The first distinguishing mark is given by the absence or presence of words. Abstraction and generalisation, with no possible aid from language, constitute the inferior group which some recent writers have designated by the appropriate name of generic images[9]—a term which clearly shows their intermediate nature between the pure image, and the general notion, properly so-called.
The second class, which we have termed intermediate abstraction, implies the use of words. At their lowest stage these concepts hardly rise above the level of the generic image: they can be reduced to a vague schema, in which the word is almost a superfluous accompaniment.

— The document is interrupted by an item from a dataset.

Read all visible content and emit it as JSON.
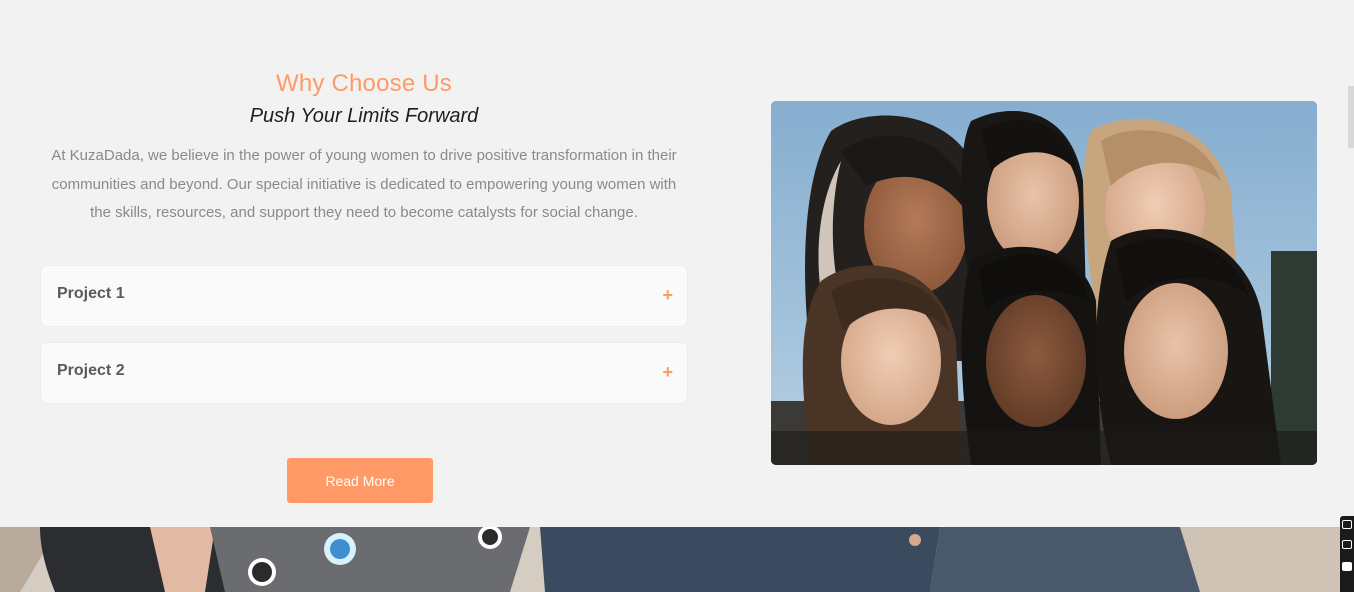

At a stage higher the parts are inverted: the representative schema becomes more and more impoverished, and is obliterated by the word, which rises in consciousness to the first rank.
Finally, the third class, that of the higher concepts, has for its distinguishing mark that it can no longer be represented. If any image arises in consciousness it does not sensibly assist the movement of thought, and may even impede it. Everything, apparently at least, is subordinated to language.
This enumeration of the stages of abstraction can for the present only be given roughly and broadly. Every phase of its evolution should be studied in itself, and accurately determined by its internal and external characteristics. As to the legitimacy, the objective and practical value, of this schematic distribution, nothing less than a detailed exploration from one end to the other of our subject, can confirm or overthrow it.
We shall begin, then, with the lower forms, dwelling upon these at some length, because they are usually neglected, or altogether omitted. This is the pre-linguistic period of abstraction and generalisation: words are totally wanting; they are an unknown factor. How far is it possible without the aid of language to transcend the level of perception, and of consecutive images, and to attain a more elevated intellectual standpoint? In replying empirically, we have three fairly copious sources of information: animals, children who have not yet acquired speech, and uneducated deaf-mutes.